Pour faire tourner à plein régime le moteur de la croissance et de l'emploi, il faut mieux utiliser tous les talents et les énergies qui existent en France. La nouvelle France a besoin d'entrepreneurs motivés et d'entreprises prospères. Nos 2 400 000 entreprises constituent 2 400 000 chances de créer richesses et emplois. Il nous faut miser sur l'entreprise et tout particulièrement sur les petites et moyennes entreprises, les entreprises familiales, les professions indépendantes et libérales, les commerçants, les artisans, les agriculteurs... 15 millions de Français ont aujourd'hui envie de créer leur entreprise, de se mettre à leur compte. Et cet appétit d'entreprendre, de créer, d'innover, de réussir par d'autres chemins que le seul salariat, touche la France entière. C'est le nouveau rêve français. Un rêve de réussite et de mobilité sociale dans une société souvent bloquée. La nouvelle France doit être le pays des nouveaux entrepreneurs.
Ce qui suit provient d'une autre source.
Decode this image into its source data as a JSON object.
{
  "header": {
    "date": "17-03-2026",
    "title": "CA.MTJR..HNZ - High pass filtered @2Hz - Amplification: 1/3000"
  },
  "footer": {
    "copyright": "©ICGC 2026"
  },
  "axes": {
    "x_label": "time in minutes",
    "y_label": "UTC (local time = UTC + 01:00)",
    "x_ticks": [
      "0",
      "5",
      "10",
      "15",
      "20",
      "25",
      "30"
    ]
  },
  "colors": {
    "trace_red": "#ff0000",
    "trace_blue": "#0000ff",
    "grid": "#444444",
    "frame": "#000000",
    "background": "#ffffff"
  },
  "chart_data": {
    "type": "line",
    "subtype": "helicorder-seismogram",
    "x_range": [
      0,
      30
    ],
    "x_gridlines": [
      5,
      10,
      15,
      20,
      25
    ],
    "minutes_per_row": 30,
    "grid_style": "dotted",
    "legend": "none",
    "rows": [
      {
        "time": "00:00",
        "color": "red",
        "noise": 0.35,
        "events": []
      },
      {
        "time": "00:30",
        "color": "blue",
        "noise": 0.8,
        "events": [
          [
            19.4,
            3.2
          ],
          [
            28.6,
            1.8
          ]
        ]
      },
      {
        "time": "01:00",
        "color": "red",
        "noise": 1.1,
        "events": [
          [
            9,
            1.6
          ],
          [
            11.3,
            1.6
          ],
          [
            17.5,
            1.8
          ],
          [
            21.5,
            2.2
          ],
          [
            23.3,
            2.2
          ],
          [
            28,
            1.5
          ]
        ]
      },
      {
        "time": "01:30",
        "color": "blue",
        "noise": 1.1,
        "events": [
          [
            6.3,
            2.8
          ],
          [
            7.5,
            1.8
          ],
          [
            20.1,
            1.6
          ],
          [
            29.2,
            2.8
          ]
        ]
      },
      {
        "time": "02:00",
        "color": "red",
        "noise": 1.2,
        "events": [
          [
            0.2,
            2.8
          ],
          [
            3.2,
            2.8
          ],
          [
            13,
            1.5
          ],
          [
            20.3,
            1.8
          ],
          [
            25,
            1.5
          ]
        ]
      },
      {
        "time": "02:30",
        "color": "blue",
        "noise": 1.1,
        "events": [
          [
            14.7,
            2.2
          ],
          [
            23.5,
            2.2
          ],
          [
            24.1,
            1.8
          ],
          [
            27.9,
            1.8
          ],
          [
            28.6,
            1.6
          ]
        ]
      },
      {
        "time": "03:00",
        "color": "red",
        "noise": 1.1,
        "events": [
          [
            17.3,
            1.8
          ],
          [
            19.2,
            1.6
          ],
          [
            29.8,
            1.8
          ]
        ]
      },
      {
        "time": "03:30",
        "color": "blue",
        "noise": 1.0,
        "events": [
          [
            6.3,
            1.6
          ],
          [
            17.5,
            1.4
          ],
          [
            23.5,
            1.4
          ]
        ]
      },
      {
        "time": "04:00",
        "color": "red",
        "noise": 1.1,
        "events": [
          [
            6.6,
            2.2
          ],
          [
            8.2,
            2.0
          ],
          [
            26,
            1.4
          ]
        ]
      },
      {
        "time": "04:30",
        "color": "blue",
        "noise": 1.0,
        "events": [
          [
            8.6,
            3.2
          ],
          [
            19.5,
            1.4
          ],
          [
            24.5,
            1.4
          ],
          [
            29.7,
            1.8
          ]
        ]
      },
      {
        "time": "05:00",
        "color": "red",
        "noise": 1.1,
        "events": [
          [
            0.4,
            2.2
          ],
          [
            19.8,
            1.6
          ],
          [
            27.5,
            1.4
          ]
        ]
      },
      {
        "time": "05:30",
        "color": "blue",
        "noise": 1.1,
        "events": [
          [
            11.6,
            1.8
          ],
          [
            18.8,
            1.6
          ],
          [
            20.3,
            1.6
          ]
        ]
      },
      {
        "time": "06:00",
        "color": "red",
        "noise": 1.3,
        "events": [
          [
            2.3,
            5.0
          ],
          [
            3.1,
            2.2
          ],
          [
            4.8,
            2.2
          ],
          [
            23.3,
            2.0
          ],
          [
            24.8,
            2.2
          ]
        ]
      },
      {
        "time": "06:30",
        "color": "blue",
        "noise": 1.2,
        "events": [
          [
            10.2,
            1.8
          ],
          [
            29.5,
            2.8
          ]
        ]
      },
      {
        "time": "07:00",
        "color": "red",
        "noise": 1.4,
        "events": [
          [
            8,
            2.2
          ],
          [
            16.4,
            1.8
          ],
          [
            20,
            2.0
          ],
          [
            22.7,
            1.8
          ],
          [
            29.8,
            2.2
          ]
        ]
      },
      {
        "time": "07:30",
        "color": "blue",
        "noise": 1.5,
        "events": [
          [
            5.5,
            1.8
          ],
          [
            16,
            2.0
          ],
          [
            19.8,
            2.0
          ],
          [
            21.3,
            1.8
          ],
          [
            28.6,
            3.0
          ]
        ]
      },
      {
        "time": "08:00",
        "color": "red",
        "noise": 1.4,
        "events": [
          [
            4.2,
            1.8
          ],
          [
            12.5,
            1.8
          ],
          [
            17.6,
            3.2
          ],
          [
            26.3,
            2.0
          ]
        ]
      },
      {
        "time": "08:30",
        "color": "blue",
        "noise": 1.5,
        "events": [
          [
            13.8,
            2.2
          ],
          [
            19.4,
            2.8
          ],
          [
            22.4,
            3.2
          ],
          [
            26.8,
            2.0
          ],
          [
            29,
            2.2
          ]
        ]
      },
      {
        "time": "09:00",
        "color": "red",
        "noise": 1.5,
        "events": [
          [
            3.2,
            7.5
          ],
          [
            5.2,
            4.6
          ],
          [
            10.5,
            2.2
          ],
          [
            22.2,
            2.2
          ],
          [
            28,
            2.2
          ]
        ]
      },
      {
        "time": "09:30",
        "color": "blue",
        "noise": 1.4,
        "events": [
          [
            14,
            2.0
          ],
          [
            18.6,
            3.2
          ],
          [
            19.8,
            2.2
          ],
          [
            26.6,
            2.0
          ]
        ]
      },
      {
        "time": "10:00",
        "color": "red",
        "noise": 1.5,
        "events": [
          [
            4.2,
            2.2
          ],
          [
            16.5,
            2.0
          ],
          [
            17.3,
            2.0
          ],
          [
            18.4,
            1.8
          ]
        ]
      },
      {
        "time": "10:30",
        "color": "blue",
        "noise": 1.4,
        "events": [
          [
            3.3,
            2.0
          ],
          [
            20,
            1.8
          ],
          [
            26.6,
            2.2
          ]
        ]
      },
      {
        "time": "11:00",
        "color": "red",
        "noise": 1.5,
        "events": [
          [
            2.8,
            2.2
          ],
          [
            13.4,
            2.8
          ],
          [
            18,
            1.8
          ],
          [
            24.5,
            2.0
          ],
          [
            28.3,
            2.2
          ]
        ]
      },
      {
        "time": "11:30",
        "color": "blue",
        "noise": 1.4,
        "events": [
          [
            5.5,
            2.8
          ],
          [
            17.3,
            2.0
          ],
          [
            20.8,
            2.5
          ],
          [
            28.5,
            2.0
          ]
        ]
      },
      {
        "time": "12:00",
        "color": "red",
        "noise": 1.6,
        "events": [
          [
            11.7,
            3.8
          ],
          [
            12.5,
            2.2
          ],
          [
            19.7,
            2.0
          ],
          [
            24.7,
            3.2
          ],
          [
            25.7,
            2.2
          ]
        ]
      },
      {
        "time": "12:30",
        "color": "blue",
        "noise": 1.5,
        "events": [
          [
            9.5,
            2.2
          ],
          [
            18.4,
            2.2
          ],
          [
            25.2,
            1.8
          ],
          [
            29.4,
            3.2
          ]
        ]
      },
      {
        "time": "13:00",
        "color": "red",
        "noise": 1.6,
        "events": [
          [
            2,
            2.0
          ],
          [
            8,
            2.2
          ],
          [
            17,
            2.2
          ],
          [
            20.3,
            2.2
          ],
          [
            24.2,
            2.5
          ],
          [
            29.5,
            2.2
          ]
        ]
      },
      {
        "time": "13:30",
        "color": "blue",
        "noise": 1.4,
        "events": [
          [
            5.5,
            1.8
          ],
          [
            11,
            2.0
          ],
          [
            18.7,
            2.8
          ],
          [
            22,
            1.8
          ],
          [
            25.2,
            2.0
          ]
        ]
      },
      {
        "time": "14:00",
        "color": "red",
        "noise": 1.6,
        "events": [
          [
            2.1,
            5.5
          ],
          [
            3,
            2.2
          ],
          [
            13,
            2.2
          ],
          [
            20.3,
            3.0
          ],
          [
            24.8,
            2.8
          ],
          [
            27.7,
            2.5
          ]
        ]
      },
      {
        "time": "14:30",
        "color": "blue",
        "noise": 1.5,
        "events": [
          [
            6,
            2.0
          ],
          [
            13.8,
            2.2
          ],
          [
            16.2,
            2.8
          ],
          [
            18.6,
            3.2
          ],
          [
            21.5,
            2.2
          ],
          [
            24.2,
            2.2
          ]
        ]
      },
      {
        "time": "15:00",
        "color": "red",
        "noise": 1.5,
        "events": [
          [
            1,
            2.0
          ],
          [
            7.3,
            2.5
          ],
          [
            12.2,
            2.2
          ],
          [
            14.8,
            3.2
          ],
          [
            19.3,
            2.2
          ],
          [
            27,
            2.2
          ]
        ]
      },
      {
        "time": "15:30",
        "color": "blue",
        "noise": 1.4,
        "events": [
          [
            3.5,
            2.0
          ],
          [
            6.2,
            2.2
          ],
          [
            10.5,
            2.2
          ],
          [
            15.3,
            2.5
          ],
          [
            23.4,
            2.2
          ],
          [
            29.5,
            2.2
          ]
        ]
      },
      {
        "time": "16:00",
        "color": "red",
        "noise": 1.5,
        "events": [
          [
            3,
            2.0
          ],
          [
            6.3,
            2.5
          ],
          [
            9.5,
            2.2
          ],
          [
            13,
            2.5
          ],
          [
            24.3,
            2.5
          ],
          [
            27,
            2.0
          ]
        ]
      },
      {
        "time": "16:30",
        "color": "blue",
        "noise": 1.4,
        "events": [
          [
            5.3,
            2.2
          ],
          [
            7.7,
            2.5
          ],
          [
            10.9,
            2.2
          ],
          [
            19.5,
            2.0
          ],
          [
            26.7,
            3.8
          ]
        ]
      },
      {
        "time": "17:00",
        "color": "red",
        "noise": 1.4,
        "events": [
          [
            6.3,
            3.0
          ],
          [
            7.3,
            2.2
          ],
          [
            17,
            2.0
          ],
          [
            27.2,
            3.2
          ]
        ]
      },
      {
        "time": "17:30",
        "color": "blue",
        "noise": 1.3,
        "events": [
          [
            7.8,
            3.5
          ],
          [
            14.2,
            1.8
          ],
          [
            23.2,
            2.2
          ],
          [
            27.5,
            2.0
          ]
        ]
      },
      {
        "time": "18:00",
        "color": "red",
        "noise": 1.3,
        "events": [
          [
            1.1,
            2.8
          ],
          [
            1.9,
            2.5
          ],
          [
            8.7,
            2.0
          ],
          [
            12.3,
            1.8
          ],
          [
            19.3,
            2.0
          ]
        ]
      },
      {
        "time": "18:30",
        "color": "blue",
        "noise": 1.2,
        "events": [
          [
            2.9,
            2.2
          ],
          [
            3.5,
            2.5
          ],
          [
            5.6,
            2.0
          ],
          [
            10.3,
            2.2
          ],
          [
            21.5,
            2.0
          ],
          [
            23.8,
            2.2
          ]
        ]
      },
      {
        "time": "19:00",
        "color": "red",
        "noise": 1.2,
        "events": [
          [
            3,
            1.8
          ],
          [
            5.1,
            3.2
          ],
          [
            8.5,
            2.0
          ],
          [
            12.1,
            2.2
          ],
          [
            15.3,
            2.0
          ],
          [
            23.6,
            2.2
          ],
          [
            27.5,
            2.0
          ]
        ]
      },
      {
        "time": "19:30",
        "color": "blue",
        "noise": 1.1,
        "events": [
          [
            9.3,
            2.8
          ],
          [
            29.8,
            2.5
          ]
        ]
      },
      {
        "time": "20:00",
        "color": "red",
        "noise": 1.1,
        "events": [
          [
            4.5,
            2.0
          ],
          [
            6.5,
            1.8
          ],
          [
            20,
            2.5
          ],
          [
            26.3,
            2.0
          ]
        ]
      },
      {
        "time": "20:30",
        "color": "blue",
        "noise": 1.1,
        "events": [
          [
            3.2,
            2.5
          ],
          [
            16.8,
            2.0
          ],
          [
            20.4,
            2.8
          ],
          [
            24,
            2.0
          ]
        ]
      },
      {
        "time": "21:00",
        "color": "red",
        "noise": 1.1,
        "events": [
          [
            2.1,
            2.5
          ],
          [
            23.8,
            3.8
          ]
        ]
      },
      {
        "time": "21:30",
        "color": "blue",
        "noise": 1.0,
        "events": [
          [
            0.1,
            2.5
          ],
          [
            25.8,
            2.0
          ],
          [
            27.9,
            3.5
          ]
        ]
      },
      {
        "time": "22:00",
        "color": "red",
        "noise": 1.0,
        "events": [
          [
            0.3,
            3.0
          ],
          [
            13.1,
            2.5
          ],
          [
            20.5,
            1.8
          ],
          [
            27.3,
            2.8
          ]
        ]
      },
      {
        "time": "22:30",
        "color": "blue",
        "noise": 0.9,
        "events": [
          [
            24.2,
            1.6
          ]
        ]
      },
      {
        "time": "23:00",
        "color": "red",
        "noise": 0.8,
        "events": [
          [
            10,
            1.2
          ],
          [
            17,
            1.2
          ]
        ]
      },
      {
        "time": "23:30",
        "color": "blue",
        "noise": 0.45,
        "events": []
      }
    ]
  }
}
Créer des mesures fiscales incitatives

Calculer les impôts et les charges à partir du revenu réel de l'entrepreneur individuel (profession indépendante, commerçant, artisan, agriculteur…).

Distinguer le patrimoine professionnel du patrimoine familial de l'entrepreneur, pour lui garantir un patrimoine familial insaisissable.

Alléger le droit du travail et les réglementations pour les entreprises à taille humaine.

Faciliter l'embauche des premiers salariés grâce à la création d'un chèque-emploi dans les très petites entreprises.

Baisser la TVA des activités de ser-vice à forte main d'œuvre, (hôtellerie, restauration) en leur appliquant un taux réduit négocié dans le cadre européen.

Favoriser la création d'entreprises
par un programme choc

Encourager fiscalement l'investissement dans la création et le développement des entreprises.

Adapter le système de cotisations sociales à la création d'entreprises.

Permettre d'ajouter une activité d'entrepreneur à une autre activité (salarié, fonctionnaire…) en évitant le double paiement des cotisations sociales, en facilitant le passage d'un statut à un autre et en assurant la mobilité et la transférabilité des droits sociaux.

Objectif : 2 000 000
de nouvelles entreprises dans les cinq ans
qui viennent.

Faciliter la transmission
et la reprise d'entreprises

Exonérer totalement les moyennes, petites et très petites entreprises des droits de succession sur l'outil de travail.

Etendre aux titres de société - conférant le contrôle d'une société - le champ d'application de la donation-partage faite à un tiers.

Déduire du revenu imposable les intérêts d'emprunt lorsque l'acquisition porte sur des titres sociaux.

Légaliser le pacte sur succession future.